Once I was in the hospital, and in the same room with me was another woman, about 50 years old. She looked very beautiful and graceful. Only the wrinkles on her face betrayed her age. Almost every day colleagues and acquaintances came to visit her. They brought luxurious flowers and various fruits, supported her with sincere and warm words. But I saw no joy in her eyes, though she smiled.
Every day she was getting worse, though she had no serous illnesses, as I understood. She almost never got out of bed, she lay as if she were not alive. Only in the evening she would go to the window and stand there for a long time, as if waiting for someone.

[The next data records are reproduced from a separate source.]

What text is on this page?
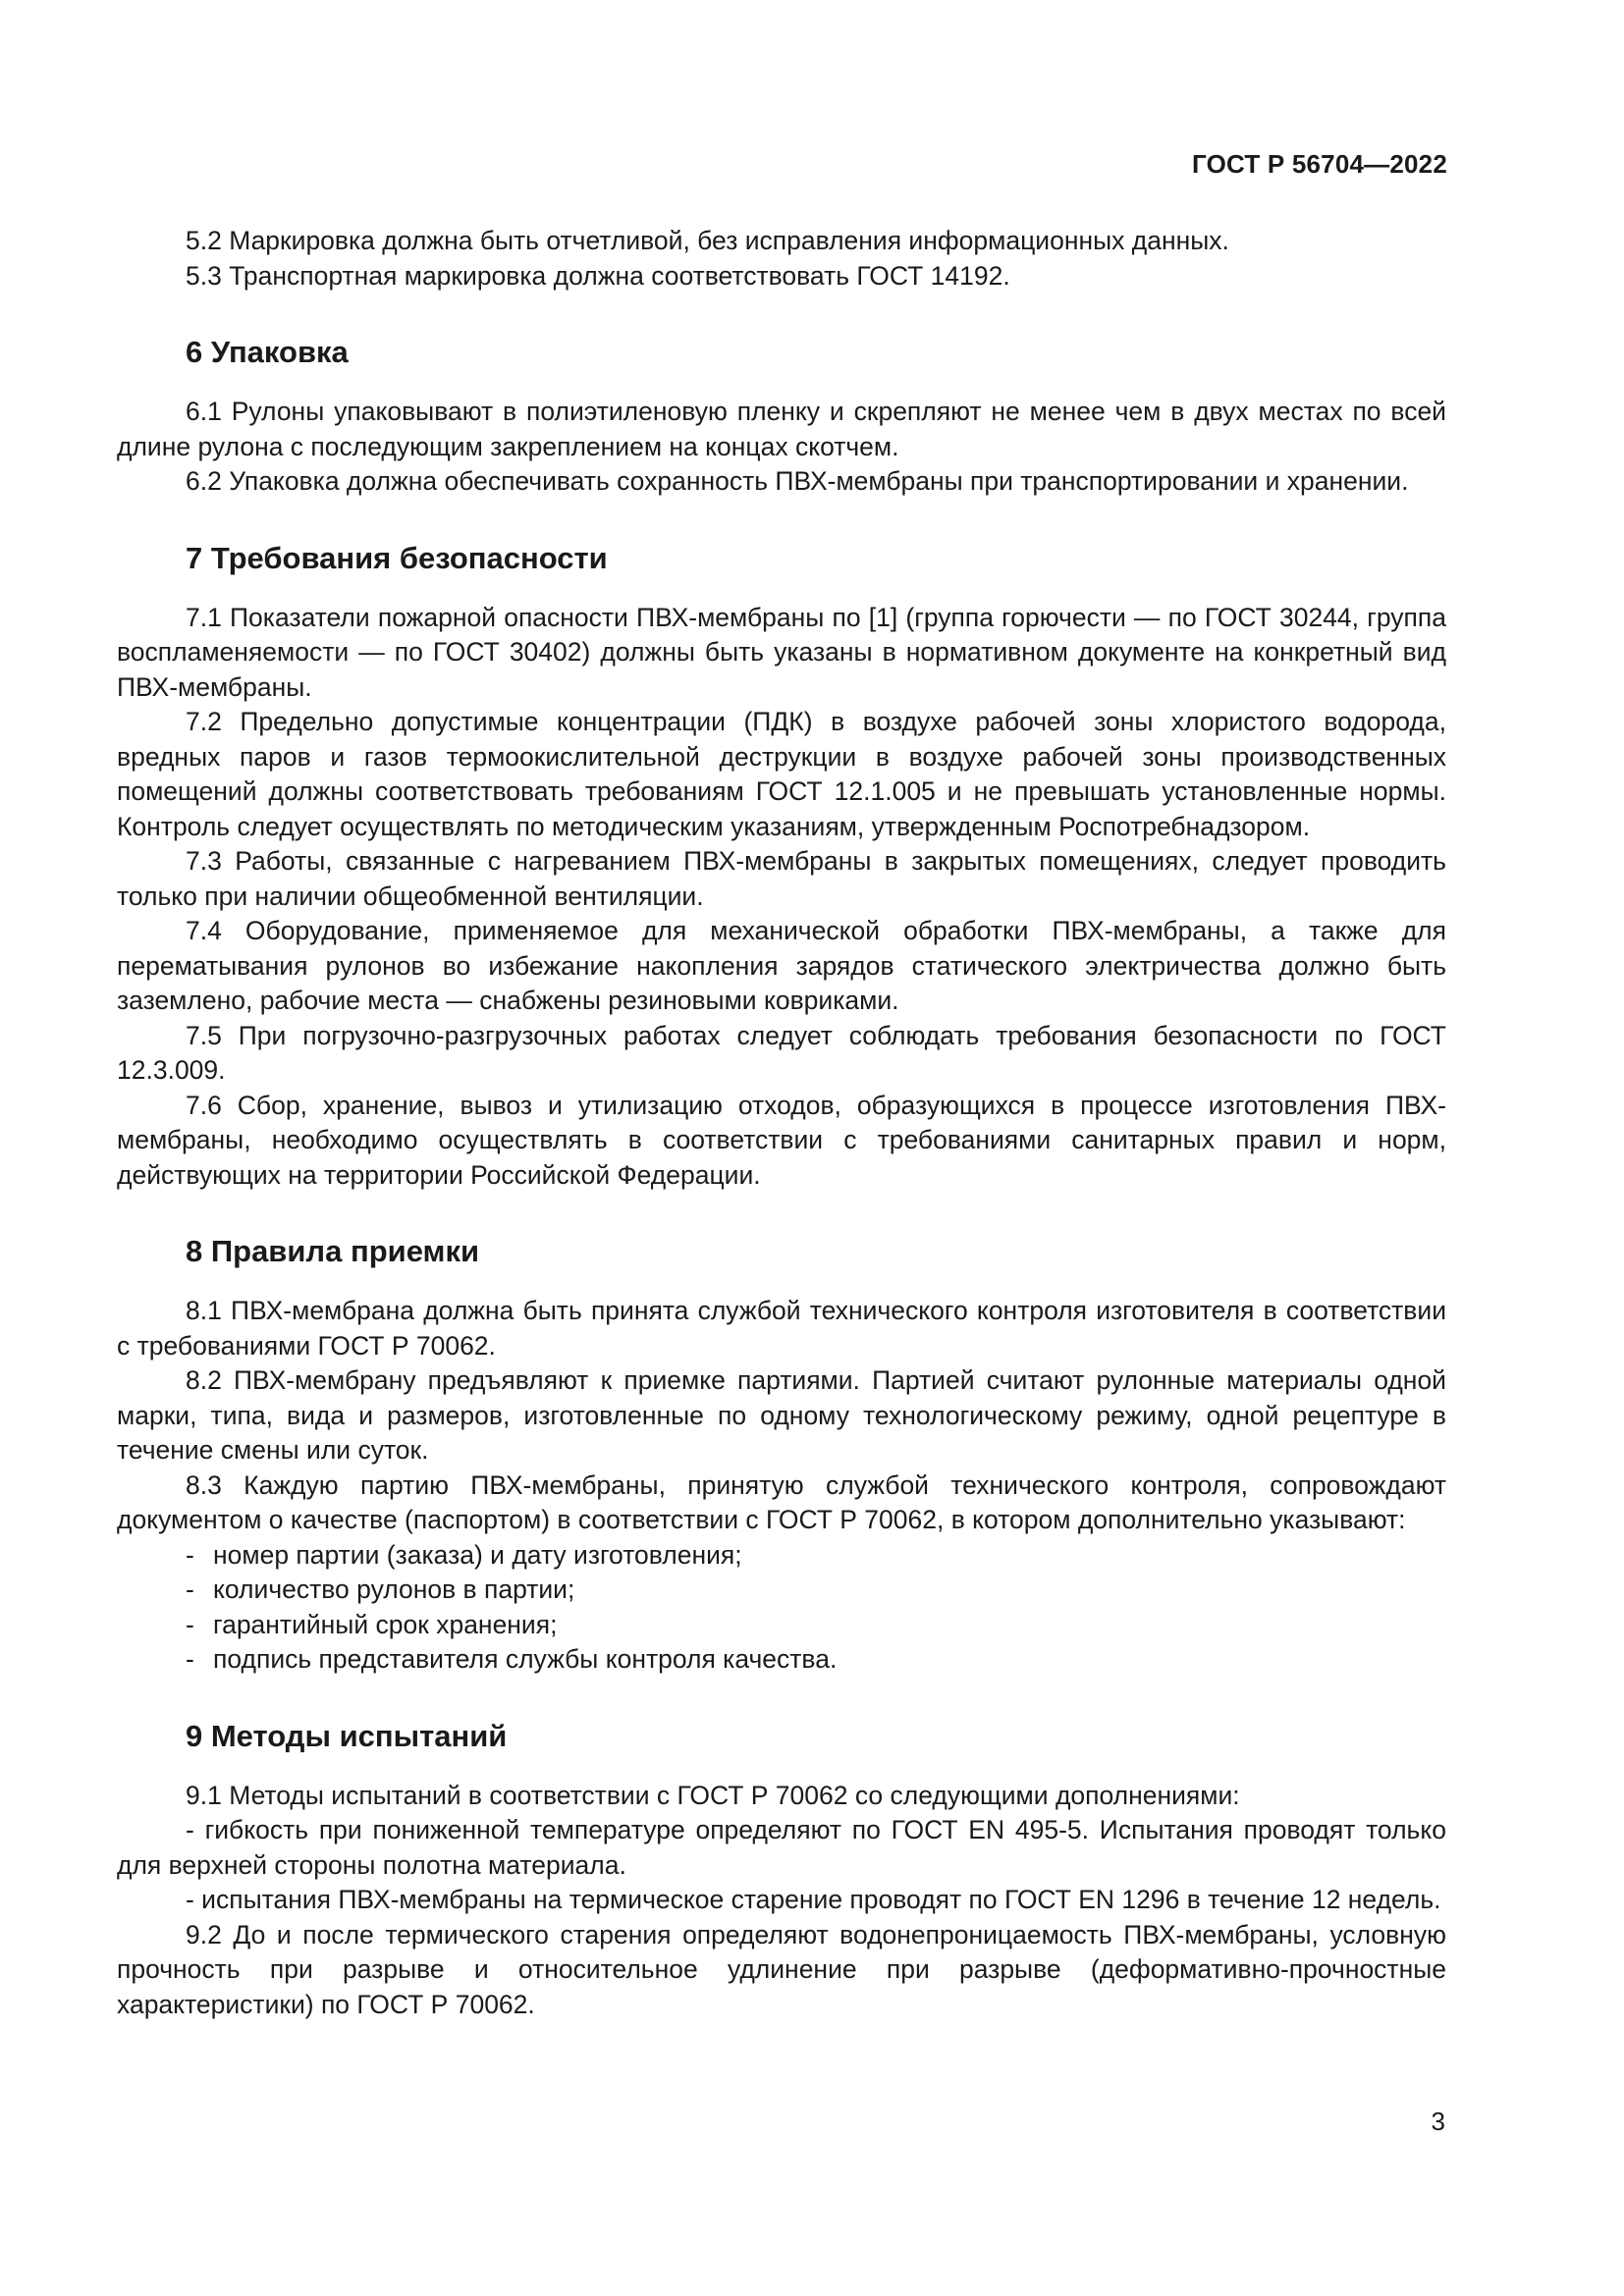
ГОСТ Р 56704—2022

5.2 Маркировка должна быть отчетливой, без исправления информационных данных.

5.3 Транспортная маркировка должна соответствовать ГОСТ 14192.

6 Упаковка

6.1 Рулоны упаковывают в полиэтиленовую пленку и скрепляют не менее чем в двух местах по всей длине рулона с последующим закреплением на концах скотчем.

6.2 Упаковка должна обеспечивать сохранность ПВХ-мембраны при транспортировании и хранении.

7 Требования безопасности

7.1 Показатели пожарной опасности ПВХ-мембраны по [1] (группа горючести — по ГОСТ 30244, группа воспламеняемости — по ГОСТ 30402) должны быть указаны в нормативном документе на конкретный вид ПВХ-мембраны.

7.2 Предельно допустимые концентрации (ПДК) в воздухе рабочей зоны хлористого водорода, вредных паров и газов термоокислительной деструкции в воздухе рабочей зоны производственных помещений должны соответствовать требованиям ГОСТ 12.1.005 и не превышать установленные нормы. Контроль следует осуществлять по методическим указаниям, утвержденным Роспотребнадзором.

7.3 Работы, связанные с нагреванием ПВХ-мембраны в закрытых помещениях, следует проводить только при наличии общеобменной вентиляции.

7.4 Оборудование, применяемое для механической обработки ПВХ-мембраны, а также для перематывания рулонов во избежание накопления зарядов статического электричества должно быть заземлено, рабочие места — снабжены резиновыми ковриками.

7.5 При погрузочно-разгрузочных работах следует соблюдать требования безопасности по ГОСТ 12.3.009.

7.6 Сбор, хранение, вывоз и утилизацию отходов, образующихся в процессе изготовления ПВХ-мембраны, необходимо осуществлять в соответствии с требованиями санитарных правил и норм, действующих на территории Российской Федерации.

8 Правила приемки

8.1 ПВХ-мембрана должна быть принята службой технического контроля изготовителя в соответствии с требованиями ГОСТ Р 70062.

8.2 ПВХ-мембрану предъявляют к приемке партиями. Партией считают рулонные материалы одной марки, типа, вида и размеров, изготовленные по одному технологическому режиму, одной рецептуре в течение смены или суток.

8.3 Каждую партию ПВХ-мембраны, принятую службой технического контроля, сопровождают документом о качестве (паспортом) в соответствии с ГОСТ Р 70062, в котором дополнительно указывают:

- номер партии (заказа) и дату изготовления;
- количество рулонов в партии;
- гарантийный срок хранения;
- подпись представителя службы контроля качества.
9 Методы испытаний

9.1 Методы испытаний в соответствии с ГОСТ Р 70062 со следующими дополнениями:

- гибкость при пониженной температуре определяют по ГОСТ EN 495-5. Испытания проводят только для верхней стороны полотна материала.

- испытания ПВХ-мембраны на термическое старение проводят по ГОСТ EN 1296 в течение 12 недель.

9.2 До и после термического старения определяют водонепроницаемость ПВХ-мембраны, условную прочность при разрыве и относительное удлинение при разрыве (деформативно-прочностные характеристики) по ГОСТ Р 70062.

3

One day a sister came to see her, but she was undergoing treatment. We got to talking one day and her sister told me that the husband she loved had left her and that her daughter stopped communicating with him. She was just abandoned as unwanted. The husband because of another woman, and the daughter because she just didn’t love him. I was surprised, because this woman was very beautiful, she didn’t seem awful to me. Now I understand why she stands in front of the window every night, apparently waiting for her husband and daughter. Waiting and hoping. But they never once visited her.
There was no call, no message. In the evening, she stepped away from the window and just lay down, turning her back to the wall, so quiet that it gave me goosebumps. It was as if she was gone, as if she were a statue, not a woman. She could be cured, the course was right. But sometimes treatment alone is not enough, if a person is waiting for someone. She waits, and good, kind people come, but not the right ones. And this woman was practically burning up before my eyes.
Sometimes even medication can’t save you from mental grief, from mental longing for people you care about so much. All that is left is a mindless existence, and memories of happy moments.
I sincerely hope that this beautiful woman is doing well.